The Supreme Court ruled Thursday to uphold a law that gives preference to the adoption and foster care of Native American children by their family members and tribes.
In a 7-2 decision, the Court left in place the 1978 Indian Child Welfare Act (ICWA) which seeks to remedy a past practice of removing Native American children from their homes by adoption agencies that had placed them with white families or in group settings.
While the regulation of child custody is primarily a state responsibility, “Congress’s power to legislate with respect to Indians is well established and broad,” wrote Justice Amy Coney Barrett in the majority opinion.

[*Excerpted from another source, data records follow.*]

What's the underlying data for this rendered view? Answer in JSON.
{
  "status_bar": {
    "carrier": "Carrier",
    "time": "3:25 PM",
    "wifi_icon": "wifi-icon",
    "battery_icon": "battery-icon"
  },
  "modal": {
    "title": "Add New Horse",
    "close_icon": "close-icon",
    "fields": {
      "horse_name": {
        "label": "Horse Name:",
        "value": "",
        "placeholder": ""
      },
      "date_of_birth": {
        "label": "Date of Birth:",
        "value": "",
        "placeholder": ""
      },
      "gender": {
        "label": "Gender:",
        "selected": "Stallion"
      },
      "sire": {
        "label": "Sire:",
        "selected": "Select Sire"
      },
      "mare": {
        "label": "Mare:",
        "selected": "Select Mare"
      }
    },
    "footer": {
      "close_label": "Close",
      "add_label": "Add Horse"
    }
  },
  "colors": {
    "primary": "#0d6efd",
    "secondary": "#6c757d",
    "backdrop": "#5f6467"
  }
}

Justices Clarence Thomas and Samuel Alito dissented, with Alito saying the provisions of the ICWA have prioritized “what Congress believed is in the best interest of a tribe” over what may be determined as “the best interest of the child.”
Justice Barrett did concede that the “issues are complicated” in the legal challenge to the law which pitted a white foster couple from Texas against five tribes and the Department of the Interior in a battle over the adoption of one Native American child.
“But,” Barrett added in her opinion, “the bottom line is that we reject all of petitioners’ challenges to the statute, some on the merits and others for lack of standing.”
The tribes have asserted that they are political entities, not racial groups. They say that doing away with that distinction underpins tribal rights and could threaten nearly every aspect of Native American law and policy, including measures that govern access to land, water and gambling.